My hubby and I have been calling this the “Button Card Blog” since I originally told him the story.
I have been making and selling reproduction glass buttons in my shop for about five years. They are available as singles, or organized onto cards by size. They have been for sale for the same price for the past five years – $20 for a card of six matched buttons or $3 each for single buttons. No one has ever questioned this arrangement until last fall. Someone, reading the information on prices, asked the question “Is this an intelligence test?” I admit… his question made me laugh. I sell other things, like veil pins, in multiples. $2 each or 3 for $5. The person sorts through the pins, chooses any three that they like, and pays $5.
So why isn’t the button “deal” as good as the veil pin deal? Well, for those who may not have seen these buttons, they are glass with metal shanks. And they are for sale either on cards, or in small compartments in a plastic box. They require a LOT more labor and skill than the veil pins do, and there is more to processing them.
This is my process. As soon as the buttons are cool they come up to the house and wait their turn on my beading table. They are sorted into compartments based on their size, using a digital micrometer. When an individual compartment gets too full (I often make over a hundred buttons in a sitting), I stop and put them on cards. Each card is pre-punched with slits for six buttons. The individual button shanks are pushed through the slits and I assess how they look together. These buttons are made by hand, so there are slight variations in the shape of the buttons. This is consistent with the pre-1600’s buttons that I have seen – the smaller and rounder they are, the more likely they are to be close to round, and the larger they are the more likely they are to be slightly oval. After I approve of the collection that is on the card, I use a large tapestry needle to thread a cord through the backs of the buttons to keep them on the card, and the card is transferred to the button stock – either on the display racks or in the back-stock box.

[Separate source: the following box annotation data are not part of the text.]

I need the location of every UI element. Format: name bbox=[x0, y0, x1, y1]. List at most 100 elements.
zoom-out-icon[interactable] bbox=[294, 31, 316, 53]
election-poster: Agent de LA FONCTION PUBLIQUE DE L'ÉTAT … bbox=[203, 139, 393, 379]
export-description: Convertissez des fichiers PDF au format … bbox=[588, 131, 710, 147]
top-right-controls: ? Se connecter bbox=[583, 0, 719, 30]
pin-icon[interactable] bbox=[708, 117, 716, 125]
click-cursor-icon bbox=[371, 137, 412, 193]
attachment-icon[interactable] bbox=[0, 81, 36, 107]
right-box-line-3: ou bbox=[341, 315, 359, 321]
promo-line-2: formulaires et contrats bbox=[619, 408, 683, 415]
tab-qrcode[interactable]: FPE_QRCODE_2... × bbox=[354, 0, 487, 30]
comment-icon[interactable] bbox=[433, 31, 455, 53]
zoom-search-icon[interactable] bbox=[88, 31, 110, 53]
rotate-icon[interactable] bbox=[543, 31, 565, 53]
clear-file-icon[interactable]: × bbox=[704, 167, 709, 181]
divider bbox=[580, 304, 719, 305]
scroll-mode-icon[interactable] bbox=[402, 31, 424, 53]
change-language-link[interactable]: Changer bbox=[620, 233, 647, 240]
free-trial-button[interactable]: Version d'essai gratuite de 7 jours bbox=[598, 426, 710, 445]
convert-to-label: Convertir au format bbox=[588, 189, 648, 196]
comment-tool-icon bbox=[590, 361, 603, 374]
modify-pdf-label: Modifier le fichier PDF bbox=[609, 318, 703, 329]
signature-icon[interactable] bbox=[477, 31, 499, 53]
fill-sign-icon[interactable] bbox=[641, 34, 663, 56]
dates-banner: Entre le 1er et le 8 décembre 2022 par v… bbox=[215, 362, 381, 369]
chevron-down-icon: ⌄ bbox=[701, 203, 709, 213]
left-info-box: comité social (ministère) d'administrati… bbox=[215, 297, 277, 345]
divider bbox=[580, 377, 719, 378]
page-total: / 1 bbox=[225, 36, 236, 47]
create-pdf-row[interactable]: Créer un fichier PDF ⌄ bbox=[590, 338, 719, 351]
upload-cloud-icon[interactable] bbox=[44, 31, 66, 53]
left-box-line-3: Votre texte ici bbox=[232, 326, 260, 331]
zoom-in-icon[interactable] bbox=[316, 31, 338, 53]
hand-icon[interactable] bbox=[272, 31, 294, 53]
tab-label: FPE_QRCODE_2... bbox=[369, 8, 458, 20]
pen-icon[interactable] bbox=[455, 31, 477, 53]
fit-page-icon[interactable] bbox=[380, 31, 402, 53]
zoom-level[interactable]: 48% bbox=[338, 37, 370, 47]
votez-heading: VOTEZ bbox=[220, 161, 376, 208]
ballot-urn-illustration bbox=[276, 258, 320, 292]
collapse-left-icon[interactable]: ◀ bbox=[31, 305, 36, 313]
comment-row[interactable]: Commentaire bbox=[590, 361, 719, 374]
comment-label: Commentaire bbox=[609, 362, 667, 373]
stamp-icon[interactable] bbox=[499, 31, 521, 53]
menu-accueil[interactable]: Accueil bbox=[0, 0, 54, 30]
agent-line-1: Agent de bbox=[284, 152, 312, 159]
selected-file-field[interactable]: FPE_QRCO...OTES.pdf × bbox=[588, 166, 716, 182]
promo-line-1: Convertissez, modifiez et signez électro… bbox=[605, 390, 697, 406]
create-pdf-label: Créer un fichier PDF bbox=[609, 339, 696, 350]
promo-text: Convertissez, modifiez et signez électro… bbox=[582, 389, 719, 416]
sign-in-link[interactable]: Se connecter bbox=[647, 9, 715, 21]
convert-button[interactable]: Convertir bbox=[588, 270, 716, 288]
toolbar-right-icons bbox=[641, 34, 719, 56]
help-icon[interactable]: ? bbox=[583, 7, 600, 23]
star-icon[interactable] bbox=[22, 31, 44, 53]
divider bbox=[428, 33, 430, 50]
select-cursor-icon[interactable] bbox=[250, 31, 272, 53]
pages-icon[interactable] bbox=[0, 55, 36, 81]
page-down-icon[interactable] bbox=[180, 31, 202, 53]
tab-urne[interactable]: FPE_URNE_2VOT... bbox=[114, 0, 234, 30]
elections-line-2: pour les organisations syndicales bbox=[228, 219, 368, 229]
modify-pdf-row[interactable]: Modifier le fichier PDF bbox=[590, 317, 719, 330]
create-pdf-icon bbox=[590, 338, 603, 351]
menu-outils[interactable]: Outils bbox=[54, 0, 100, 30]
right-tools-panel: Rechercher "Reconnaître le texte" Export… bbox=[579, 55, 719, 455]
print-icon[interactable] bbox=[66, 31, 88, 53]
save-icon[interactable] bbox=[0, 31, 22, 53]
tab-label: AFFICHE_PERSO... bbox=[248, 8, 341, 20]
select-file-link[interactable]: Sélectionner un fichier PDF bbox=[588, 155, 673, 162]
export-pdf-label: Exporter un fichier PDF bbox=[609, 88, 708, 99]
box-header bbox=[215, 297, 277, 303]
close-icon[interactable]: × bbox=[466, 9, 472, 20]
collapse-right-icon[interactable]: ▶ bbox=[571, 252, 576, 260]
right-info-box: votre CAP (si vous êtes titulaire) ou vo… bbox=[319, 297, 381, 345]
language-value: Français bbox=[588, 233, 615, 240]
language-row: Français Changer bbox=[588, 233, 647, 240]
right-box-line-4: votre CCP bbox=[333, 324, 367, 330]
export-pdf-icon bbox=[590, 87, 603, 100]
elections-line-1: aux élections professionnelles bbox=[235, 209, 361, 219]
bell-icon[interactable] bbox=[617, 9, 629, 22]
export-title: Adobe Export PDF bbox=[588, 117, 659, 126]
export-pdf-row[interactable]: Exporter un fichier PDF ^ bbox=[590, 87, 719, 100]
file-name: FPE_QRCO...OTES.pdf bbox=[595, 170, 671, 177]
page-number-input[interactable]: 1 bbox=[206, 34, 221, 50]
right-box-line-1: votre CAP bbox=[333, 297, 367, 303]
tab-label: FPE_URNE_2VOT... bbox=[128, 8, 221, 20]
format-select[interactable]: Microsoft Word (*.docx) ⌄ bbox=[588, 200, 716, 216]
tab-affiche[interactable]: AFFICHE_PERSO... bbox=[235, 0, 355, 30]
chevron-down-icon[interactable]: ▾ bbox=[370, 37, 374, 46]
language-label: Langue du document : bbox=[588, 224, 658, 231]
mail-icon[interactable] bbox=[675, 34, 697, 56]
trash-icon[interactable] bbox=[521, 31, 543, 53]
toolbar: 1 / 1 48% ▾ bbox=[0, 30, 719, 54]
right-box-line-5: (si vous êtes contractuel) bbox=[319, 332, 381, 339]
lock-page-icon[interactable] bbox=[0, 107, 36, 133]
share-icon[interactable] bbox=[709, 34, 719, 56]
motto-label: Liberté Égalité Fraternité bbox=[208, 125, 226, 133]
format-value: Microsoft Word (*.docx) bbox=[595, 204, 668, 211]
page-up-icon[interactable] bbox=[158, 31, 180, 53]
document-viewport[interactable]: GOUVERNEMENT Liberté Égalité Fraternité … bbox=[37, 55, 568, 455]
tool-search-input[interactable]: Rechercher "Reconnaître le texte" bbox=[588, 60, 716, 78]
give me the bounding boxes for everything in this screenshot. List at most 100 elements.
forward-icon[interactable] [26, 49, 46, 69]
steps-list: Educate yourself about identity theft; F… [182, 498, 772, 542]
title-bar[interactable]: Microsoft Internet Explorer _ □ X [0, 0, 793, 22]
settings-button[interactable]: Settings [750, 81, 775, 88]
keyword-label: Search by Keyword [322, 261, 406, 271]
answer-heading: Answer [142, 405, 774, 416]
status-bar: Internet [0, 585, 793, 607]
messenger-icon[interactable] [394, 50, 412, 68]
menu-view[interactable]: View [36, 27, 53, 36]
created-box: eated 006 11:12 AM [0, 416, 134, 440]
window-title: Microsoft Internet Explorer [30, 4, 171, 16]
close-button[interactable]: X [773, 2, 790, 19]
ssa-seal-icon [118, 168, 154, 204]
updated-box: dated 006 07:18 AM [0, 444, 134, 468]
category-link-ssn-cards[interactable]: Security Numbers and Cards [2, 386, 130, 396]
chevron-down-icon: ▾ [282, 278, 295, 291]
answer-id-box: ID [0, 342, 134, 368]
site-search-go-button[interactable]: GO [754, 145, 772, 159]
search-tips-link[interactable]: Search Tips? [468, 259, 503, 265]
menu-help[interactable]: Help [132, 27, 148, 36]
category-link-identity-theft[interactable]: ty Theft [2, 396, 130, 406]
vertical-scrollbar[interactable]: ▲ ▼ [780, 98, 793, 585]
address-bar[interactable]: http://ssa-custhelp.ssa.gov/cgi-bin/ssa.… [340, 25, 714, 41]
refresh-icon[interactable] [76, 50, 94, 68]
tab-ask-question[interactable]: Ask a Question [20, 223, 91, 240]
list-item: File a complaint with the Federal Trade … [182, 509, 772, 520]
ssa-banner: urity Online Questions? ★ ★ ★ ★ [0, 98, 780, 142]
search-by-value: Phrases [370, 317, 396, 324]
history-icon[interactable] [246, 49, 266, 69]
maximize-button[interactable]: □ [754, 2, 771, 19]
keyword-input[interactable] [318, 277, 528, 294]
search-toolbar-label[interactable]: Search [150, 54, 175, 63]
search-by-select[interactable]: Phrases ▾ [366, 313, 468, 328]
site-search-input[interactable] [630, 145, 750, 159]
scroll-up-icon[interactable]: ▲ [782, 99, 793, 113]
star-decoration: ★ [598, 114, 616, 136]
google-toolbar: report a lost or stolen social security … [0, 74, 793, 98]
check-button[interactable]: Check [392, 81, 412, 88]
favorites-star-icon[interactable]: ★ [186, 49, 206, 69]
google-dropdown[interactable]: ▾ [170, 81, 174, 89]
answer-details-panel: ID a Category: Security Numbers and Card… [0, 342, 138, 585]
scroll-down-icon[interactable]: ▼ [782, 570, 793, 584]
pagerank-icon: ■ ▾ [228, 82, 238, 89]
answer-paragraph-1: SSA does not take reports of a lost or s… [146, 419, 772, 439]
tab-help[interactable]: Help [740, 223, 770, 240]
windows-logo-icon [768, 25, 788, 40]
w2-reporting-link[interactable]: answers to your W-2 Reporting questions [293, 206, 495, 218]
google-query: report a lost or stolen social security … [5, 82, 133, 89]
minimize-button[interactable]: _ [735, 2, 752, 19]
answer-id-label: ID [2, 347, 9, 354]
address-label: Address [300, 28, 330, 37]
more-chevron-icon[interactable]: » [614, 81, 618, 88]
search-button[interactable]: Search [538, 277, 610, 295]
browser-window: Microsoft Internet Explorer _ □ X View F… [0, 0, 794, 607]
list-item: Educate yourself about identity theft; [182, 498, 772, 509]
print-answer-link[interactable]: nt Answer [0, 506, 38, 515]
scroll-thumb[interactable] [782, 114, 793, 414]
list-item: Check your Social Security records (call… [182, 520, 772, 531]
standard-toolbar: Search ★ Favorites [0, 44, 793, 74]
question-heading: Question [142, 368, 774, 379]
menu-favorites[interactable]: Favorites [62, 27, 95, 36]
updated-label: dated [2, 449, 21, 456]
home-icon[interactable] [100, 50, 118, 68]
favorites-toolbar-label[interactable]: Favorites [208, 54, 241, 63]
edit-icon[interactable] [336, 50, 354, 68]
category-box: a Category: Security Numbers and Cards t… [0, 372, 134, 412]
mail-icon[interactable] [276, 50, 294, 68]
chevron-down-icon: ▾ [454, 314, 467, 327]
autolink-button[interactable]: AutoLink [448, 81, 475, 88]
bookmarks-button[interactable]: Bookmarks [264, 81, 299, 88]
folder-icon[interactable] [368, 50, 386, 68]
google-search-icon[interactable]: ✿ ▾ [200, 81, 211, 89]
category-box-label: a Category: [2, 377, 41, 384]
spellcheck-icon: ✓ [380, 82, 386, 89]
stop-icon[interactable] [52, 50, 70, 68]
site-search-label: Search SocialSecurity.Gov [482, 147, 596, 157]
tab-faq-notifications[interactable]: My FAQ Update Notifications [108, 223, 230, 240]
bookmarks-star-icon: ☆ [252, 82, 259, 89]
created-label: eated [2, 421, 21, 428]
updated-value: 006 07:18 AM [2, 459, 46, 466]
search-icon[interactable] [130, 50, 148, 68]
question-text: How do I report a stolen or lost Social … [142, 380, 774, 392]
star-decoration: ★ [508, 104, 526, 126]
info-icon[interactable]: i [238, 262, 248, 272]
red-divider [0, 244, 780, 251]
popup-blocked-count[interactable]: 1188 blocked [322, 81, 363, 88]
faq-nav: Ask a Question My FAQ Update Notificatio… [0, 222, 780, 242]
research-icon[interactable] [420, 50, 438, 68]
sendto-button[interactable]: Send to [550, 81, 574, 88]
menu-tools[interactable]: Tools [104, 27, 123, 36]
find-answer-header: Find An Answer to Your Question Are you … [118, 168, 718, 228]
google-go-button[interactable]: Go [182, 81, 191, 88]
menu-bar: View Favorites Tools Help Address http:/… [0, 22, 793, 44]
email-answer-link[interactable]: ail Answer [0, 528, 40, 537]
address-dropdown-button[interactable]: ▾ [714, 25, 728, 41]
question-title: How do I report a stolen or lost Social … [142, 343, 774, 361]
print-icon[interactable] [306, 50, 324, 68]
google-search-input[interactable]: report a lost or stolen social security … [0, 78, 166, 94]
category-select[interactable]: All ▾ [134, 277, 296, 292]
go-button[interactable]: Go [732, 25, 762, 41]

And this is why people pay extra for matching buttons.
I have seen people spend over a half hour sorting through the individual buttons in the “singles” box to find a collection of buttons that are “close enough” to work together. They are allowed to do that! But personally I don’t usually want to spend that much time at an event sorting through buttons, when I can buy them pre-sorted. So, no, it is not an intelligence test, maybe it is just a time management test. If you LOVE to shop and sort through tiny little things like buttons, then please be my guest…there are things that I will sort through for long periods of time, too. But if you have other things to do, just buy a card and go!